In fact, this happens when Crusoe's...
Robinson Crusoe has a very matter-of-fact attitude about slavery. His father warns him not to go to sea, admonishing him to stay home and enjoy the middle class life. He warns him that by becoming an adventurer, Crusoe leaves himself open to being enslaved.
In fact, this happens when Crusoe's ship is overtaken by a Turkish vessel. The entire crew is enslaved by the Turks. Crusoe is able to escape from this slavery, a situation he doesn't like, but learns nothing of a moral nature from what happened to him. As soon as his fortunes change, and he has the upper hand on a plantation in Brazil, he purchases a slave:
I bought me a negro slave, and an European servant also—I mean another besides that which the captain brought me from Lisbon.

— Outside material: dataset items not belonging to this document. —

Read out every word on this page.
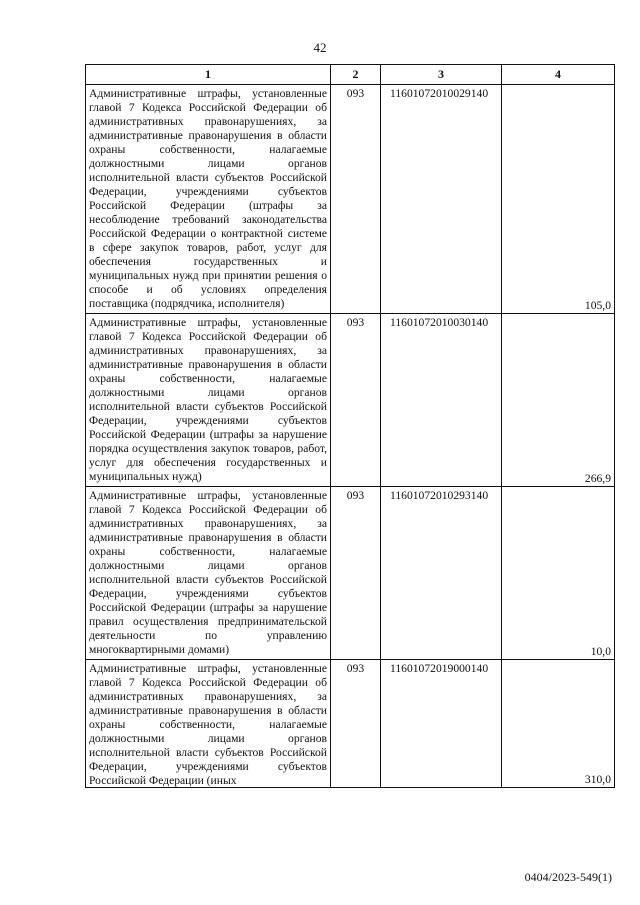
42
1	2	3	4

Административные штрафы, установленные главой 7 Кодекса Российской Федерации об административных правонарушениях, за административные правонарушения в области охраны собственности, налагаемые должностными лицами органов исполнительной власти субъектов Российской Федерации, учреждениями субъектов Российской Федерации (штрафы за несоблюдение требований законодательства Российской Федерации о контрактной системе в сфере закупок товаров, работ, услуг для обеспечения государственных и муниципальных нужд при принятии решения о способе и об условиях определения поставщика (подрядчика, исполнителя)	093	11601072010029140	105,0

Административные штрафы, установленные главой 7 Кодекса Российской Федерации об административных правонарушениях, за административные правонарушения в области охраны собственности, налагаемые должностными лицами органов исполнительной власти субъектов Российской Федерации, учреждениями субъектов Российской Федерации (штрафы за нарушение порядка осуществления закупок товаров, работ, услуг для обеспечения государственных и муниципальных нужд)	093	11601072010030140	266,9

Административные штрафы, установленные главой 7 Кодекса Российской Федерации об административных правонарушениях, за административные правонарушения в области охраны собственности, налагаемые должностными лицами органов исполнительной власти субъектов Российской Федерации, учреждениями субъектов Российской Федерации (штрафы за нарушение правил осуществления предпринимательской деятельности по управлению многоквартирными домами)	093	11601072010293140	10,0

Административные штрафы, установленные главой 7 Кодекса Российской Федерации об административных правонарушениях, за административные правонарушения в области охраны собственности, налагаемые должностными лицами органов исполнительной власти субъектов Российской Федерации, учреждениями субъектов Российской Федерации (иных	093	11601072019000140	310,0
0404/2023-549(1)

Later, after he has been shipwrecked on his island for some time, native cannibals appear in canoes for a visit and his thoughts rove to slavery:
Besides, I fancied myself able to manage one, nay, two or three savages, if I had them, so as to make them entirely slaves to me, to do whatever I should direct them, and to prevent their being able at any time to do me any hurt.
When he saves Friday, he uses him as a quasi-slave.
It's useful to remember that in the late seventeenth century there was no abolition movement, and slavery was not cast in moral terms. Today, we see it as a fundamental and heinous moral violation of a person's human rights to enslave them. However, to Crusoe, it is just another thing that happens to him and that he does to others. It seems no worse than say, losing a comfortable job would in this day and age, and having to go to work at Walmart, or moonlighting somewhere to make ends meet while living in a rough circumstances: not at all pleasant, but simply the way life is sometimes. When Robinson later becomes the business owner, buying slaves is about the same as hiring minimum wage workers is in our world: the owner may realize it's not entirely a good situation for the workers, but it doesn't cause moral anguish.
Complicating all of this is race. As the first quote shows, Europeans are in the more privileged position of becoming indentured servants, meaning they will be set free at a certain time, whereas the "negro" is kept enslaved forever. Crusoe also almost immediately thinks of the natives he sees on his island as potential slaves. His attitude throughout the novel is highly racist. For example, he is glad that Friday has some European-like features (!), but it never occurs to him that Friday might be anything but his subordinate and inferior.
Crusoe doesn't cast slavery as a moral issue, but as a fact of life, and unthinkingly assumes that people of color are inferior and therefore fit to be enslaved. Attitudes have changed greatly in the last 400 years.
It is important to keep in mind that these are Crusoe's attitudes, not necessarily Defoe's: Defoe sometimes gives his characters a narrower moral range than he himself possesses, but in this case, Crusoe's attitudes seem to reflect what was common in his period.